Me, “Gaza is Trigger for American Jews’ Tension and Dissonance on Israel”
It’s hard to sketch an absence or reproduce a silence. It’s easier to report whispers, but those who whisper often seek anonymity. And anecdotes, of course, are not data.
Yet anecdotally, in whispers and off-the-record comments, in sudden Facebook defriendings or empty chairs at services, Israel’s most recent wave of hostilities appears to be leading to increasing alienation for a number of American Jews, despite the call for solidarity. For many of these members of our community, the sensation comes as a deep, identity-shaking shock.
To read the rest of this, please click through to Haaretz.
UPDATE:
Then this morning (Wednesday, 7/30), Ezra Klein ran his own version of these columns: “Why I have become more pessimistic about Israel.”
Why it’s almost like I know a thing or two.
AmazingSusan
/ July 29, 2014Reblogged this on a dog's breakfast and commented:
@EmilyLHauser: a sensible, balanced Jewish voice on #Israel #Palestine
ExpatJK
/ July 29, 2014I’m just going to revise and repost 2 things here that I posted on another blog, since they are very much in the spirit of what you covered so well in your article:
It is depressing to watch the Diaspora Jewish communities blindly support said policies and then heap abuse on anyone who dares to critique these policies, even in the most mild manner. The discourse in the community about this, as well as the overall insularity and inability to admit other viewpoints, has me wondering how often I’ll bring my son in contact with other Jews as he grows up. Not in the sense that I would tell him to cross the street or that Jews are bad people since I’m not actually a self-hater, but in the sense that I don’t want him exposed to “everything the Israeli government does is right!” propaganda and lack of critical thinking.

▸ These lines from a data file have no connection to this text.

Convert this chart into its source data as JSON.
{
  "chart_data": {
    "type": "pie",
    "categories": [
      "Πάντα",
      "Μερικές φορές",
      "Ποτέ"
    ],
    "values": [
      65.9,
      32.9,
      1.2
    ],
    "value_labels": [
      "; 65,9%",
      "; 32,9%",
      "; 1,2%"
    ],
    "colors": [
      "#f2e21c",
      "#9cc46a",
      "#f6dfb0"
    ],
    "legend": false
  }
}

-signed, your friendly kapo/Nazi fucker/self-hating Jew/anti-Semite (all things I’ve actually been called by other Jews when talking about this issue)

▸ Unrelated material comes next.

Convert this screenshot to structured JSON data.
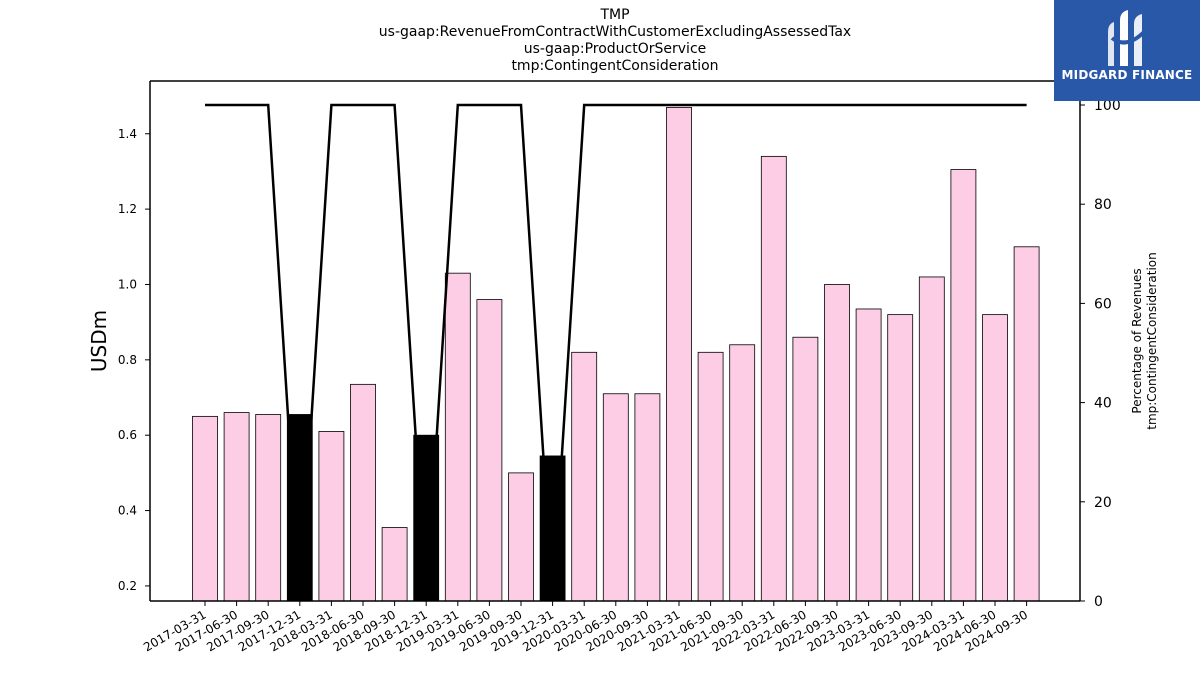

I was born Jewish, and I wouldn’t change that. My grandparents used to talk about how we would stay Jews because, if nothing else, we suffered so much for being Jewish. When I think about things today, it’s hard to imagine that bombing children and burgeoning theocracy are what we survived persecution for.
Lee Barron
/ July 29, 2014I couldn’t read all of your article because I am not a subscriber. Bummed. Thanks for posting these pieces, I feel less guilty. The last few weeks have made my life-long support for Israel a heavy lift. This needs to stop. Those of us who have truly meant it when we thought “never again” must voice our discomfort. Even at the risk of being branded anti-Semitic.